Yeehaw Junction is at the intersection of US-441 and State Road 60 between Vero Beach and Lake Wales. It is also the name of an exit on the Florida Turnpike.
At one time it was a station on the now abandoned Florida East Coast Railway's Okeechobee branch.
Many theories exist about how it got its name, but Allen Morris's book, "Florida Place Names", says it a corruption of the Creek Indian word "yaha", which means wolf.
In the more than half century I have been driving through it, changes have been very few.
A couple of gas stations, maybe a motel that came and went, a new connection to the Florida Turnpike, a tourist trap souvenir shop, not much else.

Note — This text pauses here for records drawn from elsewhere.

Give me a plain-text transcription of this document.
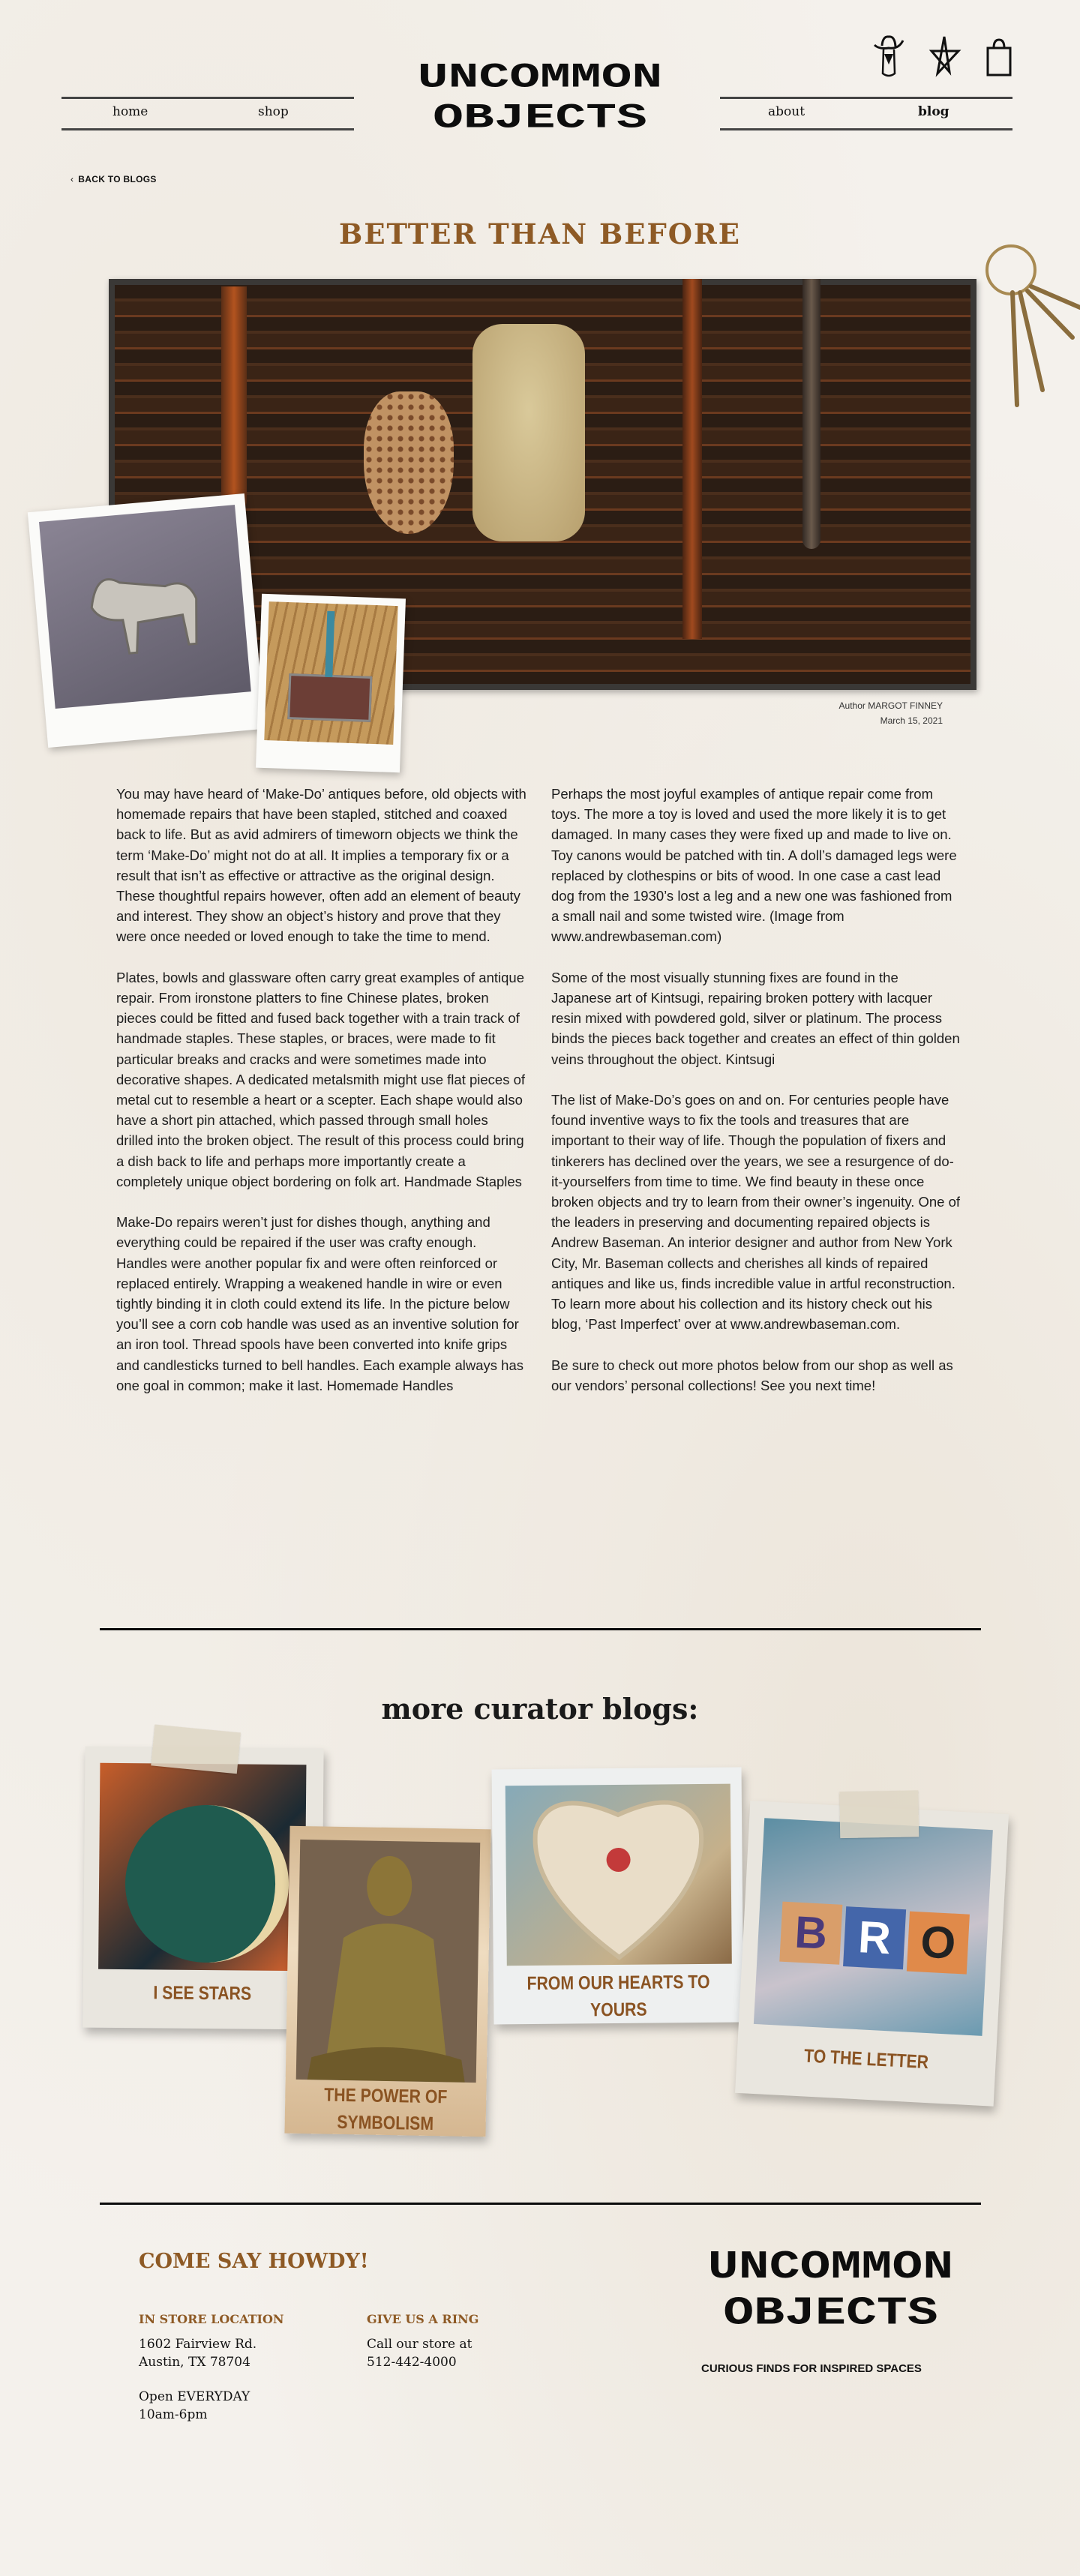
home	shop
UNCOMMON
OBJECTS	about	blog
‹ BACK TO BLOGS
BETTER THAN BEFORE
Author MARGOT FINNEY
March 15, 2021

You may have heard of ‘Make-Do’ antiques before, old objects with homemade repairs that have been stapled, stitched and coaxed back to life. But as avid admirers of timeworn objects we think the term ‘Make-Do’ might not do at all. It implies a temporary fix or a result that isn’t as effective or attractive as the original design. These thoughtful repairs however, often add an element of beauty and interest. They show an object’s history and prove that they were once needed or loved enough to take the time to mend.

Plates, bowls and glassware often carry great examples of antique repair. From ironstone platters to fine Chinese plates, broken pieces could be fitted and fused back together with a train track of handmade staples. These staples, or braces, were made to fit particular breaks and cracks and were sometimes made into decorative shapes. A dedicated metalsmith might use flat pieces of metal cut to resemble a heart or a scepter. Each shape would also have a short pin attached, which passed through small holes drilled into the broken object. The result of this process could bring a dish back to life and perhaps more importantly create a completely unique object bordering on folk art. Handmade Staples

Make-Do repairs weren’t just for dishes though, anything and everything could be repaired if the user was crafty enough. Handles were another popular fix and were often reinforced or replaced entirely. Wrapping a weakened handle in wire or even tightly binding it in cloth could extend its life. In the picture below you’ll see a corn cob handle was used as an inventive solution for an iron tool. Thread spools have been converted into knife grips and candlesticks turned to bell handles. Each example always has one goal in common; make it last. Homemade Handles

Perhaps the most joyful examples of antique repair come from toys. The more a toy is loved and used the more likely it is to get damaged. In many cases they were fixed up and made to live on. Toy canons would be patched with tin. A doll’s damaged legs were replaced by clothespins or bits of wood. In one case a cast lead dog from the 1930’s lost a leg and a new one was fashioned from a small nail and some twisted wire. (Image from www.andrewbaseman.com)

Some of the most visually stunning fixes are found in the Japanese art of Kintsugi, repairing broken pottery with lacquer resin mixed with powdered gold, silver or platinum. The process binds the pieces back together and creates an effect of thin golden veins throughout the object. Kintsugi

The list of Make-Do’s goes on and on. For centuries people have found inventive ways to fix the tools and treasures that are important to their way of life. Though the population of fixers and tinkerers has declined over the years, we see a resurgence of do-it-yourselfers from time to time. We find beauty in these once broken objects and try to learn from their owner’s ingenuity. One of the leaders in preserving and documenting repaired objects is Andrew Baseman. An interior designer and author from New York City, Mr. Baseman collects and cherishes all kinds of repaired antiques and like us, finds incredible value in artful reconstruction. To learn more about his collection and its history check out his blog, ‘Past Imperfect’ over at www.andrewbaseman.com.

Be sure to check out more photos below from our shop as well as our vendors’ personal collections! See you next time!

more curator blogs:
I SEE STARS
THE POWER OF SYMBOLISM
FROM OUR HEARTS TO YOURS
B R O
TO THE LETTER
COME SAY HOWDY!
IN STORE LOCATION
1602 Fairview Rd.
Austin, TX 78704
Open EVERYDAY
10am-6pm
GIVE US A RING
Call our store at
512-442-4000
UNCOMMON
OBJECTS
CURIOUS FINDS FOR INSPIRED SPACES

One constant you could always count on was the Desert Inn, a unique combination of bar, restaurant and hotel that has been there so long it's on The National Register of Historic Places.
It closed a couple of years ago, but still survived as a reminder of Old Florida. The chili served in the Desert Inn used to be among the best in the western world. They also had some modest rooms for the tired traveler.
In my early years in Florida, Yeehaw Junction was where you had no other choice to go if your car or truck broke down anywhere in the wilderness that exists on all four compass points.
Many years ago there was a service station in Yeehaw Junction that sold tires to replace those that might have blown out on a unfortunate traveler's vehicle.
Those tires were the most expensive in the State of Florida.
Now that the Desert Inn is closed and nearly destroyed, the destiny of Yeehaw Junction might soon be nothing but a memory shared by Florida natives and long time residents.